O caso ganhou ainda mais repercussão nesta terça-feira (27) com a morte da cachorra Faísca, também chamada de Pretinha, vítima das agressões. O animal sofreu uma fratura no fêmur, foi atingido por golpe de faca e apresentava ferimentos graves. Ela chegou a passar por cirurgia para colocação de uma placa na perna, mas não resistiu após sofrer uma parada respiratória. Inicialmente, Faísca recebeu atendimento veterinário em Rio Negrinho e, posteriormente, foi encaminhada pelo Grupo de Proteção aos Animais (Grupra) para atendimento especializado.

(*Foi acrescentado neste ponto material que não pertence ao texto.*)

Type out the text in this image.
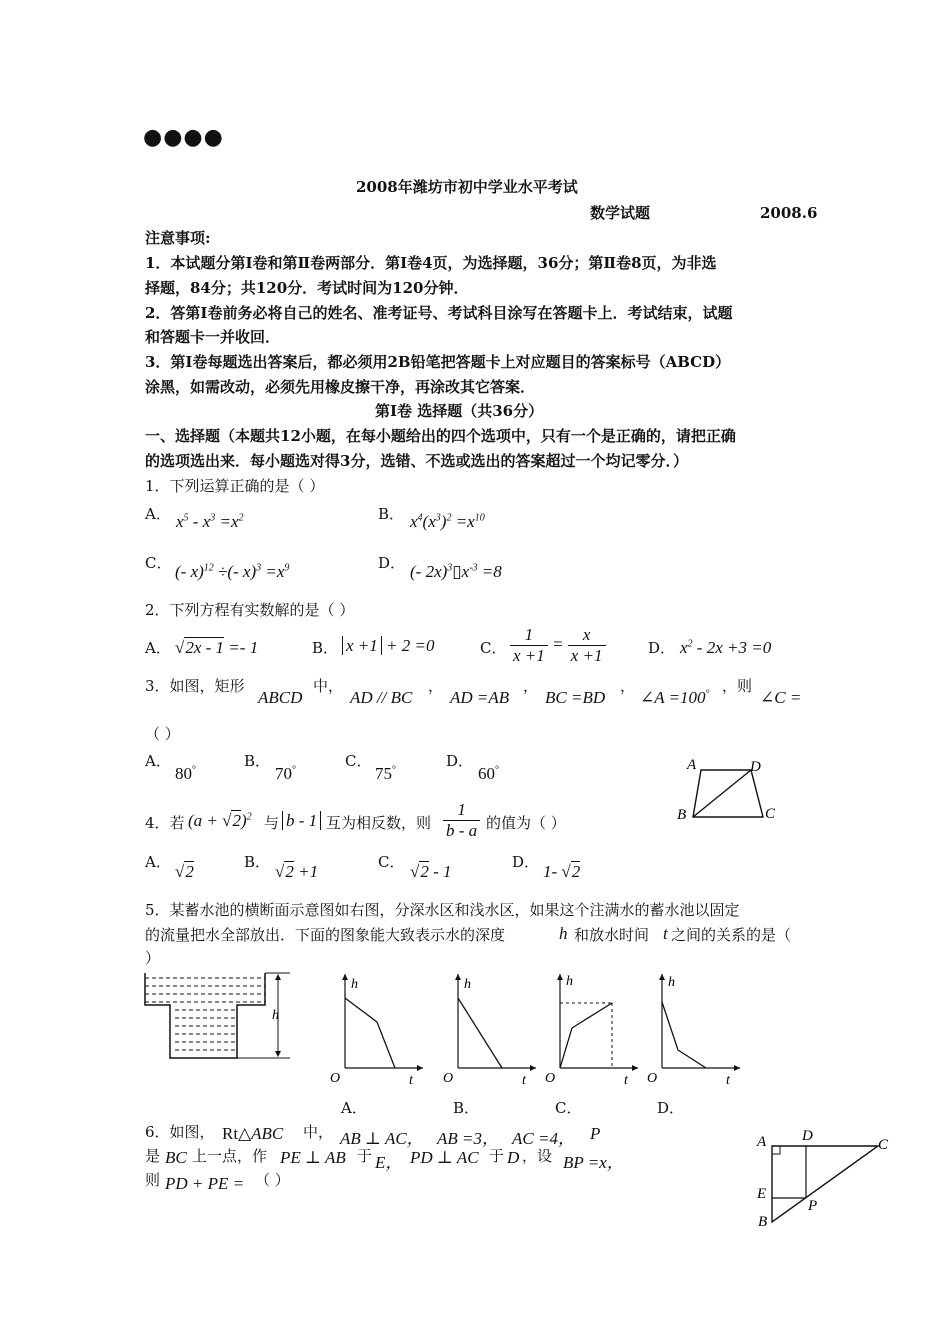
●●●●
2008年潍坊市初中学业水平考试
数学试题	2008.6
注意事项:
1．本试题分第Ⅰ卷和第Ⅱ卷两部分．第Ⅰ卷4页，为选择题，36分；第Ⅱ卷8页，为非选
择题，84分；共120分．考试时间为120分钟．
2．答第Ⅰ卷前务必将自己的姓名、准考证号、考试科目涂写在答题卡上．考试结束，试题
和答题卡一并收回．
3．第Ⅰ卷每题选出答案后，都必须用2B铅笔把答题卡上对应题目的答案标号（ABCD）
涂黑，如需改动，必须先用橡皮擦干净，再涂改其它答案．
第Ⅰ卷 选择题（共36分）
一、选择题（本题共12小题，在每小题给出的四个选项中，只有一个是正确的，请把正确
的选项选出来．每小题选对得3分，选错、不选或选出的答案超过一个均记零分．）
1．下列运算正确的是（ ）
A． $x^5 - x^3 =x^2$	B． $x^4(x^3)^2 =x^{10}$
C． (- x)$^{12}$ ÷(- $x)^3 =x^9$	D． (- $2x)^3▯x^{-3} =8$
2．下列方程有实数解的是（ ）
A． √2x - 1 =- 1	B． x +1 + 2 =0	C． $\frac{1}{x +1} = \frac{x}{x +1}$	D． $x^2 - 2x +3 =0$
3．如图，矩形
ABCD
中，
AD // BC
，
AD =AB
，
BC =BD
，
∠A =100° ，则
∠C =
（ ）
A．
80°	B．
70°	C．
75°	D．
60°	A	D
B	C
4．若 $(a + √2)^2$ 与 b - 1 互为相反数，则 $\frac{1}{b - a}$ 的值为（ ）
A． √2	B． √2 +1	C． √2 - 1	D． 1- √2
5．某蓄水池的横断面示意图如右图，分深水区和浅水区，如果这个注满水的蓄水池以固定
的流量把水全部放出．下面的图象能大致表示水的深度	h 和放水时间 t 之间的关系的是（
）
h
h
O	t
h
O	t
h
O	t
h
O	t
A．	B．	C．	D．
6．如图， Rt△ABC 中， AB ⊥ AC， AB =3， AC =4， P
是 BC 上一点，作 PE ⊥ AB 于 E， PD ⊥ AC 于 D ，设 BP =x，
则 PD + PE = （ ）
A D
C
E
P
B
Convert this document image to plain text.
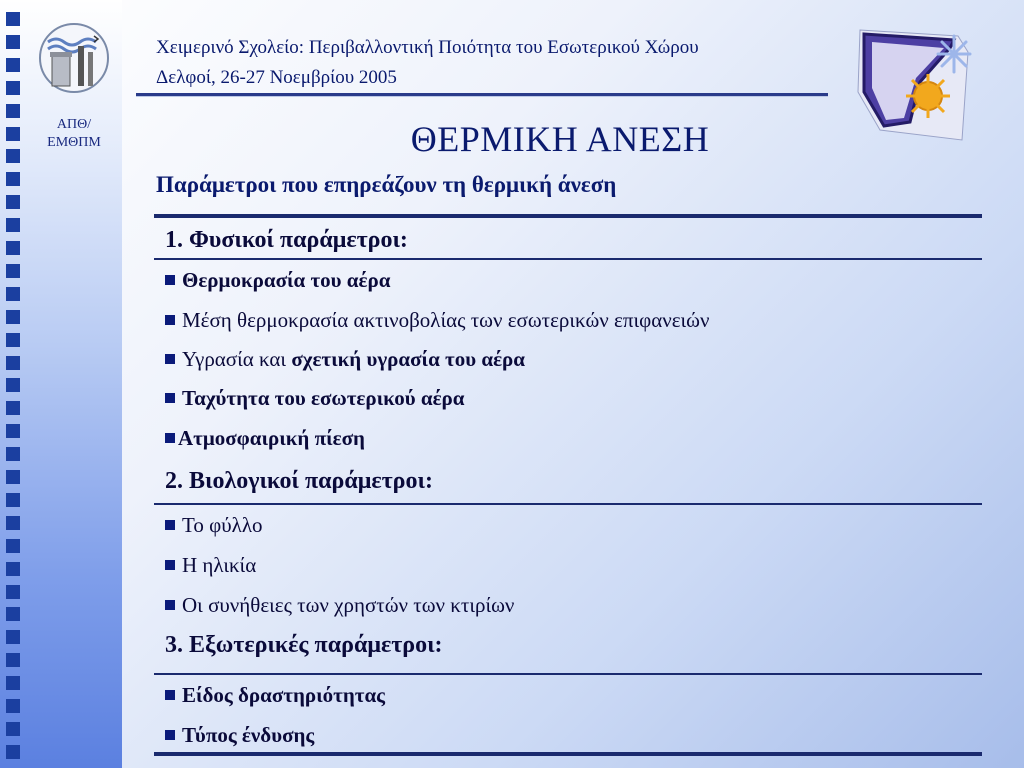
ΑΠΘ/
ΕΜΘΠΜ
Χειμερινό Σχολείο: Περιβαλλοντική Ποιότητα του Εσωτερικού Χώρου
Δελφοί, 26-27 Νοεμβρίου 2005
ΘΕΡΜΙΚΗ ΑΝΕΣΗ
Παράμετροι που επηρεάζουν τη θερμική άνεση
1. Φυσικοί παράμετροι:
Θερμοκρασία του αέρα
Μέση θερμοκρασία ακτινοβολίας των εσωτερικών επιφανειών
Υγρασία και σχετική υγρασία του αέρα
Ταχύτητα του εσωτερικού αέρα
Ατμοσφαιρική πίεση
2. Βιολογικοί παράμετροι:
Το φύλλο
Η ηλικία
Οι συνήθειες των χρηστών των κτιρίων
3. Εξωτερικές παράμετροι:
Είδος δραστηριότητας
Τύπος ένδυσης
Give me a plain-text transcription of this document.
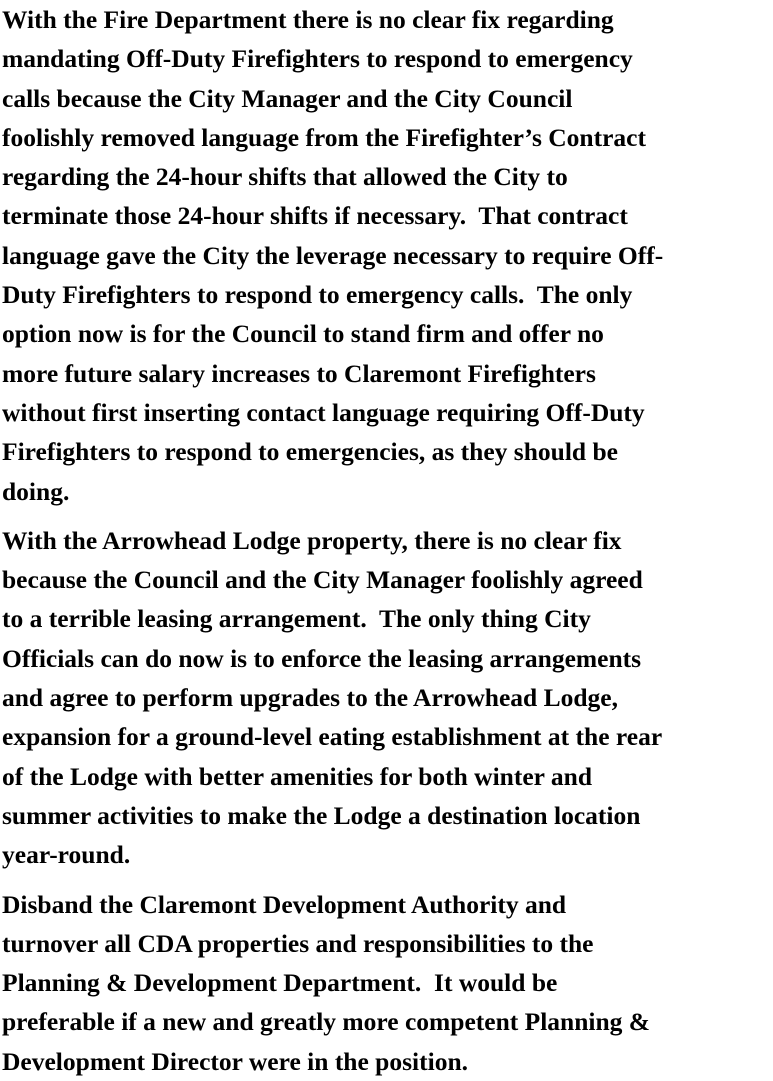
With the Fire Department there is no clear fix regarding
mandating Off-Duty Firefighters to respond to emergency
calls because the City Manager and the City Council
foolishly removed language from the Firefighter’s Contract
regarding the 24-hour shifts that allowed the City to
terminate those 24-hour shifts if necessary.  That contract
language gave the City the leverage necessary to require Off-
Duty Firefighters to respond to emergency calls.  The only
option now is for the Council to stand firm and offer no
more future salary increases to Claremont Firefighters
without first inserting contact language requiring Off-Duty
Firefighters to respond to emergencies, as they should be
doing.

With the Arrowhead Lodge property, there is no clear fix
because the Council and the City Manager foolishly agreed
to a terrible leasing arrangement.  The only thing City
Officials can do now is to enforce the leasing arrangements
and agree to perform upgrades to the Arrowhead Lodge,
expansion for a ground-level eating establishment at the rear
of the Lodge with better amenities for both winter and
summer activities to make the Lodge a destination location
year-round.

Disband the Claremont Development Authority and
turnover all CDA properties and responsibilities to the
Planning & Development Department.  It would be
preferable if a new and greatly more competent Planning &
Development Director were in the position.
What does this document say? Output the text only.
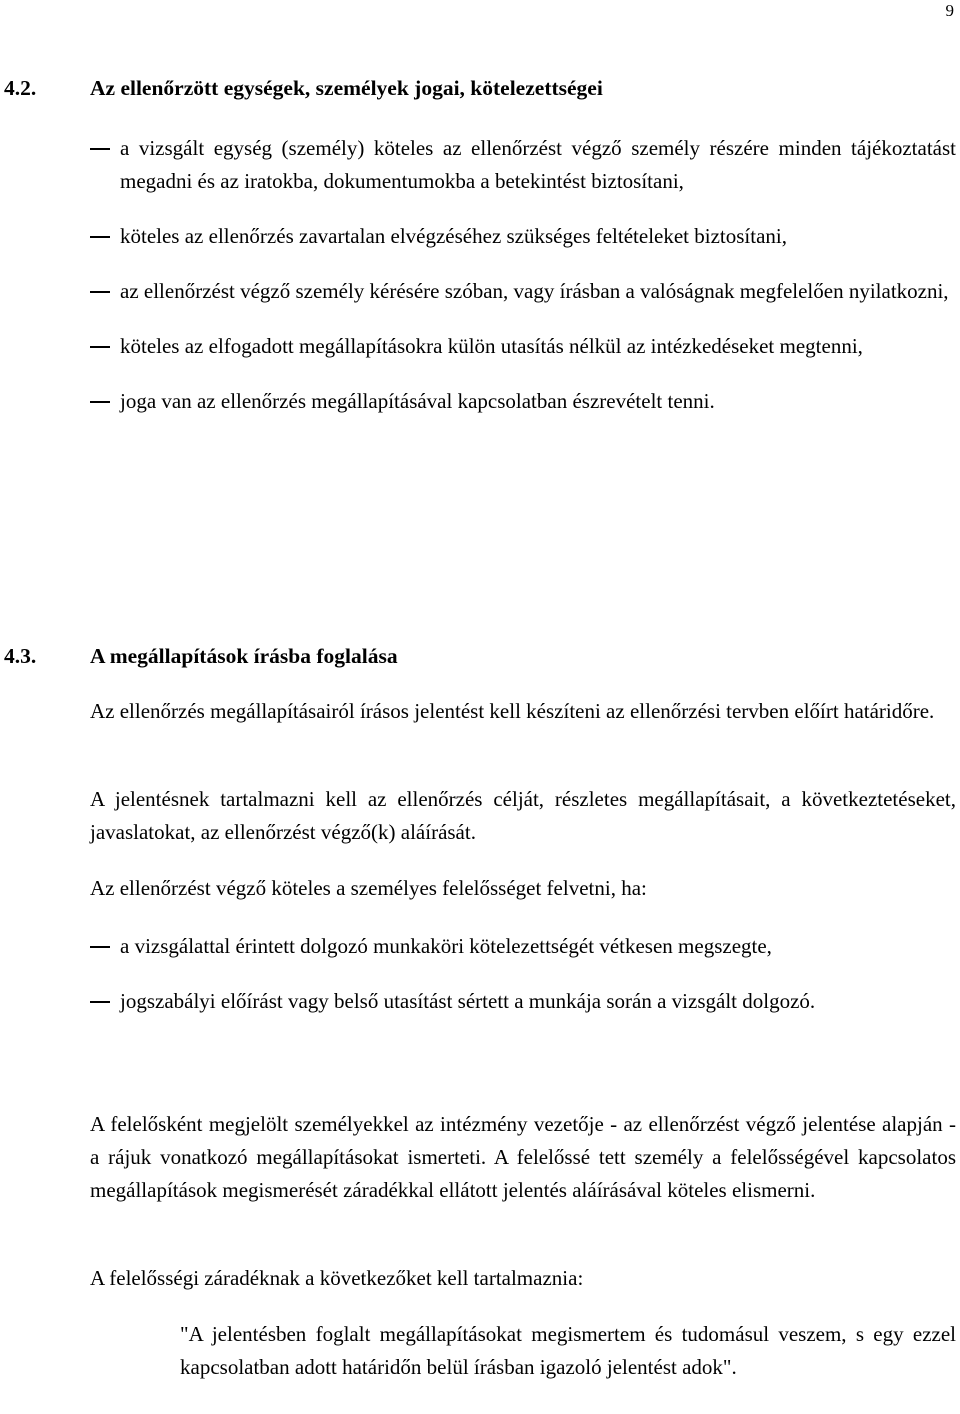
9
4.2.	Az ellenőrzött egységek, személyek jogai, kötelezettségei
a vizsgált egység (személy) köteles az ellenőrzést végző személy részére minden tájékoztatást megadni és az iratokba, dokumentumokba a betekintést biztosítani,
köteles az ellenőrzés zavartalan elvégzéséhez szükséges feltételeket biztosítani,
az ellenőrzést végző személy kérésére szóban, vagy írásban a valóságnak megfelelően nyilatkozni,
köteles az elfogadott megállapításokra külön utasítás nélkül az intézkedéseket megtenni,
joga van az ellenőrzés megállapításával kapcsolatban észrevételt tenni.
4.3.	A megállapítások írásba foglalása
Az ellenőrzés megállapításairól írásos jelentést kell készíteni az ellenőrzési tervben előírt határidőre.
A jelentésnek tartalmazni kell az ellenőrzés célját, részletes megállapításait, a következtetéseket, javaslatokat, az ellenőrzést végző(k) aláírását.
Az ellenőrzést végző köteles a személyes felelősséget felvetni, ha:
a vizsgálattal érintett dolgozó munkaköri kötelezettségét vétkesen megszegte,
jogszabályi előírást vagy belső utasítást sértett a munkája során a vizsgált dolgozó.
A felelősként megjelölt személyekkel az intézmény vezetője - az ellenőrzést végző jelentése alapján - a rájuk vonatkozó megállapításokat ismerteti. A felelőssé tett személy a felelősségével kapcsolatos megállapítások megismerését záradékkal ellátott jelentés aláírásával köteles elismerni.
A felelősségi záradéknak a következőket kell tartalmaznia:
"A jelentésben foglalt megállapításokat megismertem és tudomásul veszem, s egy ezzel kapcsolatban adott határidőn belül írásban igazoló jelentést adok".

De acordo com a Polícia Civil, a ocorrência teve início após a Polícia Militar atender uma denúncia de ameaça contra a companheira do agressor. Na delegacia, a mulher relatou que o homem teria atacado a cachorra de sua filha com um facão, causando sangramento intenso e possível fratura. Após as agressões, o animal desapareceu, o que levou a vítima a acreditar que familiares o teriam escondido.
Durante diligências, policiais civis localizaram a cachorra amarrada a uma árvore, em uma área de mata nos fundos da residência. O homem confessou ter amarrado o animal no local. Diante das provas reunidas, ele foi preso em flagrante e encaminhado ao sistema prisional de São Bento do Sul.
O agressor responderá pelo crime de ameaça, previsto no artigo 147, §1º, do Código Penal, no contexto de violência doméstica, além de maus-tratos qualificados contra animal, conforme o artigo 32-A, §1º-A, da Lei nº 9.605/98. A pena prevista para este último crime é de dois a cinco anos de reclusão, além de multa e proibição da guarda de animais, por se tratar de crime cometido contra cão, considerado de maior gravidade pela legislação brasileira.